A $1,000 prize changed his life. Which helped him change the lives of so many more.

October 8, 1916: Spark Masayuki Matsunaga was born in Kukuiula, on the Hawaiian island of Kauai.

The son of Japanese immigrants, Spark Matsunaga grew up in poverty, raised by a father who worked at a sugar plantation and a mother who had four children from a previous marriage.

He got his nickname “Sparky” at the age of 8, after an older boy teased him for finishing last in a footrace: “You’re slower than ol’ Sparky,” the boy laughed, referencing a cartoon horse from the popular comic strip Barney Google and Snuffy Smith. The name stuck. But so did Sparky’s drive to prove people wrong.
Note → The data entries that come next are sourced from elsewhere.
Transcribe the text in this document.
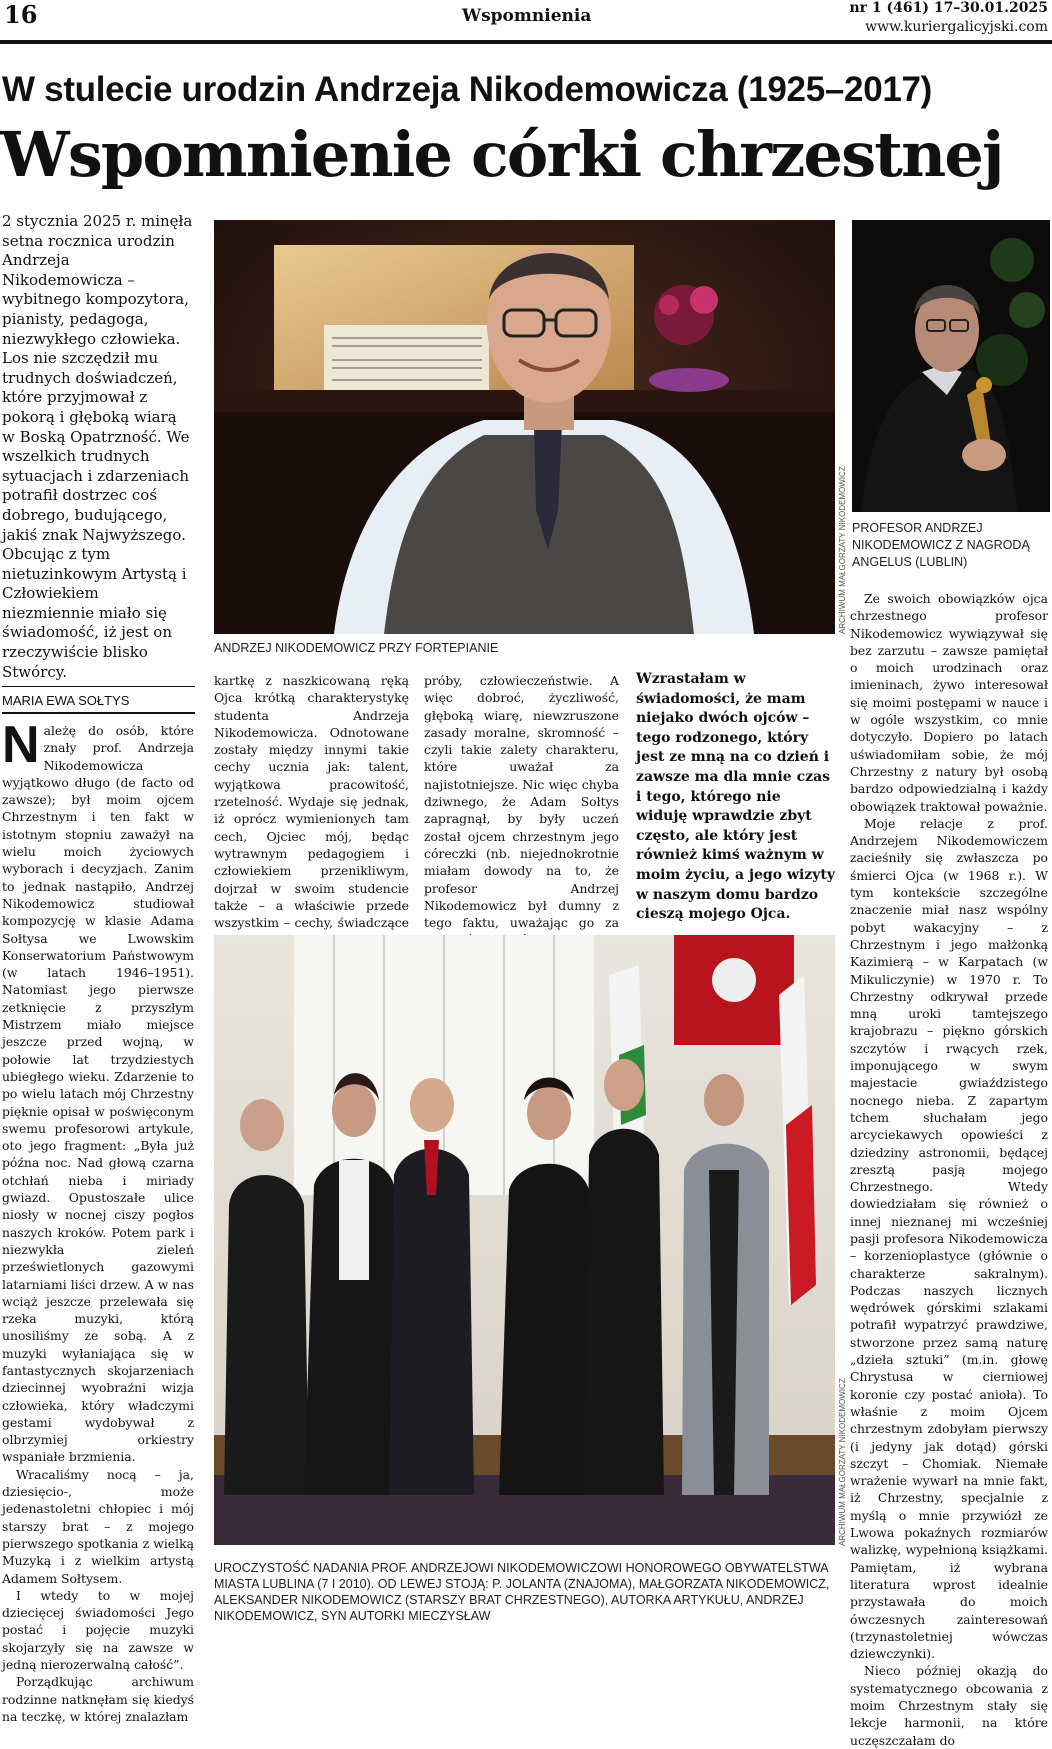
16	Wspomnienia	nr 1 (461) 17–30.01.2025
www.kuriergalicyjski.com
W stulecie urodzin Andrzeja Nikodemowicza (1925–2017)
Wspomnienie córki chrzestnej
2 stycznia 2025 r. minęła setna rocznica urodzin Andrzeja Nikodemowicza – wybitnego kompozytora, pianisty, pedagoga, niezwykłego człowieka. Los nie szczędził mu trudnych doświadczeń, które przyjmował z pokorą i głęboką wiarą w Boską Opatrzność. We wszelkich trudnych sytuacjach i zdarzeniach potrafił dostrzec coś dobrego, budującego, jakiś znak Najwyższego. Obcując z tym nietuzinkowym Artystą i Człowiekiem niezmiennie miało się świadomość, iż jest on rzeczywiście blisko Stwórcy.
MARIA EWA SOŁTYS

Należę do osób, które znały prof. Andrzeja Nikodemowicza wyjątkowo długo (de facto od zawsze); był moim ojcem Chrzestnym i ten fakt w istotnym stopniu zaważył na wielu moich życiowych wyborach i decyzjach. Zanim to jednak nastąpiło, Andrzej Nikodemowicz studiował kompozycję w klasie Adama Sołtysa we Lwowskim Konserwatorium Państwowym (w latach 1946–1951). Natomiast jego pierwsze zetknięcie z przyszłym Mistrzem miało miejsce jeszcze przed wojną, w połowie lat trzydziestych ubiegłego wieku. Zdarzenie to po wielu latach mój Chrzestny pięknie opisał w poświęconym swemu profesorowi artykule, oto jego fragment: „Była już późna noc. Nad głową czarna otchłań nieba i miriady gwiazd. Opustoszałe ulice niosły w nocnej ciszy pogłos naszych kroków. Potem park i niezwykła zieleń prześwietlonych gazowymi latarniami liści drzew. A w nas wciąż jeszcze przelewała się rzeka muzyki, którą unosiliśmy ze sobą. A z muzyki wyłaniająca się w fantastycznych skojarzeniach dziecinnej wyobraźni wizja człowieka, który władczymi gestami wydobywał z olbrzymiej orkiestry wspaniałe brzmienia.

Wracaliśmy nocą – ja, dziesięcio-, może jedenastoletni chłopiec i mój starszy brat – z mojego pierwszego spotkania z wielką Muzyką i z wielkim artystą Adamem Sołtysem.

I wtedy to w mojej dziecięcej świadomości Jego postać i pojęcie muzyki skojarzyły się na zawsze w jedną nierozerwalną całość”.

Porządkując archiwum rodzinne natknęłam się kiedyś na teczkę, w której znalazłam

ANDRZEJ NIKODEMOWICZ PRZY FORTEPIANIE
ARCHIWUM MAŁGORZATY NIKODEMOWICZ PROFESOR ANDRZEJ NIKODEMOWICZ Z NAGRODĄ ANGELUS (LUBLIN)

kartkę z naszkicowaną ręką Ojca krótką charakterystykę studenta Andrzeja Nikodemowicza. Odnotowane zostały między innymi takie cechy ucznia jak: talent, wyjątkowa pracowitość, rzetelność. Wydaje się jednak, iż oprócz wymienionych tam cech, Ojciec mój, będąc wytrawnym pedagogiem i człowiekiem przenikliwym, dojrzał w swoim studencie także – a właściwie przede wszystkim – cechy, świadczące

próby, człowieczeństwie. A więc dobroć, życzliwość, głęboką wiarę, niewzruszone zasady moralne, skromność – czyli takie zalety charakteru, które uważał za najistotniejsze. Nic więc chyba dziwnego, że Adam Sołtys zapragnął, by były uczeń został ojcem chrzestnym jego córeczki (nb. niejednokrotnie miałam dowody na to, że profesor Andrzej Nikodemowicz był dumny z tego faktu, uważając go za

Wzrastałam w świadomości, że mam niejako dwóch ojców – tego rodzonego, który jest ze mną na co dzień i zawsze ma dla mnie czas i tego, którego nie widuję wprawdzie zbyt często, ale który jest również kimś ważnym w moim życiu, a jego wizyty w naszym domu bardzo cieszą mojego Ojca.

Ze swoich obowiązków ojca chrzestnego profesor Nikodemowicz wywiązywał się bez zarzutu – zawsze pamiętał o moich urodzinach oraz imieninach, żywo interesował się moimi postępami w nauce i w ogóle wszystkim, co mnie dotyczyło. Dopiero po latach uświadomiłam sobie, że mój Chrzestny z natury był osobą bardzo odpowiedzialną i każdy obowiązek traktował poważnie.

Moje relacje z prof. Andrzejem Nikodemowiczem zacieśniły się zwłaszcza po śmierci Ojca (w 1968 r.). W tym kontekście szczególne znaczenie miał nasz wspólny pobyt wakacyjny – z Chrzestnym i jego małżonką Kazimierą – w Karpatach (w Mikuliczynie) w 1970 r. To Chrzestny odkrywał przede mną uroki tamtejszego krajobrazu – piękno górskich szczytów i rwących rzek, imponującego w swym majestacie gwiaździstego nocnego nieba. Z zapartym tchem słuchałam jego arcyciekawych opowieści z dziedziny astronomii, będącej zresztą pasją mojego Chrzestnego. Wtedy dowiedziałam się również o innej nieznanej mi wcześniej pasji profesora Nikodemowicza – korzenioplastyce (głównie o charakterze sakralnym). Podczas naszych licznych wędrówek górskimi szlakami potrafił wypatrzyć prawdziwe, stworzone przez samą naturę „dzieła sztuki” (m.in. głowę Chrystusa w cierniowej koronie czy postać anioła). To właśnie z moim Ojcem chrzestnym zdobyłam pierwszy (i jedyny jak dotąd) górski szczyt – Chomiak. Niemałe wrażenie wywarł na mnie fakt, iż Chrzestny, specjalnie z myślą o mnie przywiózł ze Lwowa pokaźnych rozmiarów walizkę, wypełnioną książkami. Pamiętam, iż wybrana literatura wprost idealnie przystawała do moich ówczesnych zainteresowań (trzynastoletniej wówczas dziewczynki).

Nieco później okazją do systematycznego obcowania z moim Chrzestnym stały się lekcje harmonii, na które uczęszczałam do

UROCZYSTOŚĆ NADANIA PROF. ANDRZEJOWI NIKODEMOWICZOWI HONOROWEGO OBYWATELSTWA MIASTA LUBLINA (7 I 2010). OD LEWEJ STOJĄ: P. JOLANTA (ZNAJOMA), MAŁGORZATA NIKODEMOWICZ, ALEKSANDER NIKODEMOWICZ (STARSZY BRAT CHRZESTNEGO), AUTORKA ARTYKUŁU, ANDRZEJ NIKODEMOWICZ, SYN AUTORKI MIECZYSŁAW
ARCHIWUM MAŁGORZATY NIKODEMOWICZ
When his high school civics teacher, Robert Clopton, told him Hawaii would someday become a state and suggested he run for U.S. Senate, young Sparky listened. Clopton also encouraged him to study politics to fight against racial injustice. But college was out of reach. Matsunaga couldn’t afford the $120 annual tuition at the University of Hawaii. So he worked in a grocery store and set aside his dream.

But a chance arrived when he participated in a newspaper subscription contest. The grand prize: $1,000. Sparky sold his heart out and won. With $600 of his winnings, he helped his family. With the rest, he took a boat to Honolulu and enrolled at UH. That single prize changed everything.

He enrolled in University of Hawaii in 1937, and graduated in 1941. While attending, he joined the Reserve Officers Training Corps (ROTC). 

Matsunaga’s military career during World War II proved to be a defining life experience. He was already commanding a company of 117 soldiers on the island of Molokai when Japanese forces attacked Pearl Harbor on December 7, 1941.

Matsunaga then went on to serve in the famed 100th Infantry Battalion as a second lieutenant. After getting wounded by a landmine in Italy, he was assigned to Fort Snelling in Minnesota. 

He then continued to serve, giving over 800 speeches in eight months on behalf of the War Relocation Authority to help resettle incarcerated Japanese Americans and share the sacrifices made by Nisei soldiers. That experience would prepare his future in politics.

After getting released from the U.S. Army as a captain at the end of the war, Matsunaga was admitted to Harvard Law School and earned his degree in 1951. He returned to Hawaii, served as a prosecutor, and was elected to the territorial House of Representatives.

After Hawaii gained statehood in 1959, he ran for lieutenant governor but lost by a narrow margin. But ever the optimist, he vowed to run again, insisting, “The test of a man is not that he shall rise but that he shall fall and rise again.”

That loss became the only election he would ever lose.

In 1962, he was elected to the U.S. House of Representatives. In 1976, he was elected to the U.S. Senate, where he served until his death in 1990. But Matsunaga never forgot his roots.

During 1976-1977, Spark Matsunaga helped secure a presidential pardon for Iva Toguri, who was unjustly convicted of treason as “Tokyo Rose” after World War II. He championed the Civil Liberties Act of 1988 to provide redress to the surviving members of more than 125,000 Japanese Americans incarcerated during WWII. He fought for the creation of the United States Institute of Peace. And for more than two decades, he pushed Congress to establish the post of U.S. Poet Laureate.

His legacy lives on in peace centers, schools, hospitals, and bonds bearing his name. But it all began with one chance, one prize, and one young man who believed in something more.

He may have been like a slow horse as a kid, but he provided a spark America much needed.